I have this theory that an NBC executive made a bet with his counterpart at Fox that his network could create a more obnoxious, clichéd comedy about the various stages of romantic relationships. The Fox guy was all, “Oh you are so on!” They shook hands, agreed that each cast had to be overwhelmingly white and got to work producing Perfect Couples and Traffic Light.
It’s hard to say which network won this battle of mediocrity. I’ve already offered my opinion of NBC’s Perfect Couples (which hasn’t improved much in the two episodes I’ve seen since the pilot) and I’ve added Fox’s new comedy Traffic Light to the ever-growing pile of crap I’ve watched this season for the sake of tv blogging.
Traffic Light is about three college buddies who are now in their 30s and each at a different stage in relationships. There’s Mike (David Denman, probably best known for his role as Roy on The Office), who is married and has a young son. Mike is the red light. There’s Adam (Nelson Franklin), who has just now moved in with his girlfriend. He’s the yellow light. And then there’s Ethan (Kris Marshall), who is British and happily single. He’s, well you get the point, but just in case this is a little too clever for you, they explicitly outline the traffic light symbolism in the last few minutes of the episode.
The pilot’s basic premise is that these three dude-bros spend a lot of time driving around, talk to each other on the phone way more often than any men I’ve ever known, and occasionally help each other lie to and manipulate the women in their lives so that the three of them can get together for a beer every now and again without having to get into a big fight about it, because, you know, women. It’s in this way that Traffic Light may be even more obnoxious than Perfect Couples. It relies so heavily on outdated gender stereotypes and lazy clichés, while trying to pass them off like honest and relatable depictions of what relationships are like nowadays.

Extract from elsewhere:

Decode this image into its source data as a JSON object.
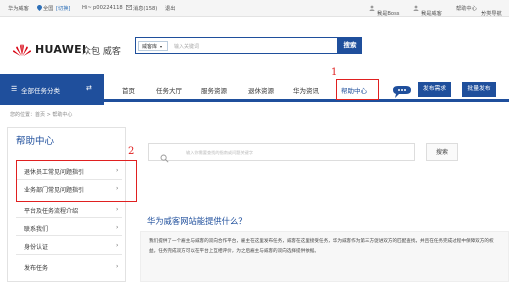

Married Mike is by far the worst offender. When we first meet him, he’s parked a block away from his house after work, watching Iron Man and hiding from the responsibility of getting home to help his wife take care of their son. One of the running gags throughout the episode is that he won’t talk to his friends on the phone while his wife is in the car, going so far as to create a code where two coughs means Lisa (Liza Lapira) is present, don’t say anything incriminating. And when he forgets about the work function he promised to attend with her, instead of just saying that it slipped his mind and now he’s stuck helping out Adam with a last minute favor, he lies by claiming that he got called into work on a Saturday and makes her feel bad about being annoyed by spouting some bullshit line about how he’d much rather come and accompany her, who cares if leaving work means he might not make partner at the law firm. Things aren’t much better with Adam, who gets advice from Mike and Ethan that if he wants to have a night out with the guys, he needs to convince his girlfriend, Callie (Aya Cash) that although he obviously would love to spend all of his time alone in their new apartment, he feels obligated to get together with the fellas. This, of course backfires when he tells Callie that Ethan is really upset about his recent break-up and Callie decides to join them for a drink so that she can help cheer Ethan up.

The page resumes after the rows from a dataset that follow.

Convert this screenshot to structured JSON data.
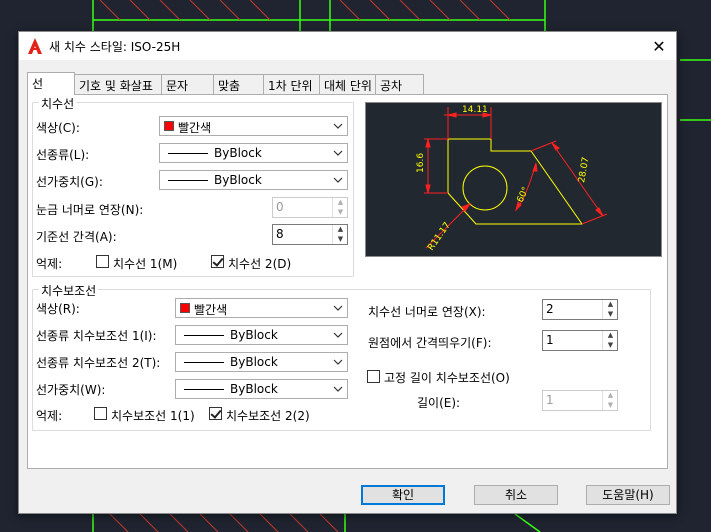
{
  "dialog": {
    "title": "새 치수 스타일: ISO-25H",
    "close_label": "✕"
  },
  "tabs": [
    {
      "label": "선",
      "active": true
    },
    {
      "label": "기호 및 화살표",
      "active": false
    },
    {
      "label": "문자",
      "active": false
    },
    {
      "label": "맞춤",
      "active": false
    },
    {
      "label": "1차 단위",
      "active": false
    },
    {
      "label": "대체 단위",
      "active": false
    },
    {
      "label": "공차",
      "active": false
    }
  ],
  "dim_lines": {
    "group_title": "치수선",
    "color_label": "색상(C):",
    "color_value": "빨간색",
    "linetype_label": "선종류(L):",
    "linetype_value": "ByBlock",
    "lineweight_label": "선가중치(G):",
    "lineweight_value": "ByBlock",
    "extend_ticks_label": "눈금 너머로 연장(N):",
    "extend_ticks_value": "0",
    "baseline_spacing_label": "기준선 간격(A):",
    "baseline_spacing_value": "8",
    "suppress_label": "억제:",
    "suppress_1_label": "치수선 1(M)",
    "suppress_1_checked": false,
    "suppress_2_label": "치수선 2(D)",
    "suppress_2_checked": true
  },
  "ext_lines": {
    "group_title": "치수보조선",
    "color_label": "색상(R):",
    "color_value": "빨간색",
    "linetype1_label": "선종류 치수보조선 1(I):",
    "linetype1_value": "ByBlock",
    "linetype2_label": "선종류 치수보조선 2(T):",
    "linetype2_value": "ByBlock",
    "lineweight_label": "선가중치(W):",
    "lineweight_value": "ByBlock",
    "suppress_label": "억제:",
    "suppress_1_label": "치수보조선 1(1)",
    "suppress_1_checked": false,
    "suppress_2_label": "치수보조선 2(2)",
    "suppress_2_checked": true,
    "extend_beyond_label": "치수선 너머로 연장(X):",
    "extend_beyond_value": "2",
    "offset_label": "원점에서 간격띄우기(F):",
    "offset_value": "1",
    "fixed_length_label": "고정 길이 치수보조선(O)",
    "fixed_length_checked": false,
    "length_label": "길이(E):",
    "length_value": "1"
  },
  "preview": {
    "dim_top": "14.11",
    "dim_left": "16.6",
    "dim_right": "28.07",
    "dim_angle": "60°",
    "dim_radius": "R11.17"
  },
  "buttons": {
    "ok": "확인",
    "cancel": "취소",
    "help": "도움말(H)"
  },
  "colors": {
    "accent": "#0078d7",
    "cad_background": "#1f2430",
    "preview_background": "#212830",
    "dim_color": "#ff0000",
    "geometry_color": "#ffff00"
  }
}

What’s most obnoxious about this depiction of women as unreasonable, fun-killing shrews is that both Mike’s wife and Adam’s girlfriend seem pretty cool. They’re laid back and funny and never once act like the wet blankets the show makes them out to be.
If Traffic Light could actually figure out how to use the female characters in a way that’s not insultingly gendered—here’s a novel idea: let them be part of the friend group—it could have a chance of being a halfway decent show. There’s a lot of good chemistry in the cast, both within the romantic pairings and between the three friends, and it’s got a lot of likeable actors who have been funny and endearing in other projects. But it needs a pretty significant change in tone if it’s going to separate itself from the pack of boring, unfunny relationship comedies. If we’re going to spend this much time watching a bunch of guys drive around, at least put them on a road toward something funny.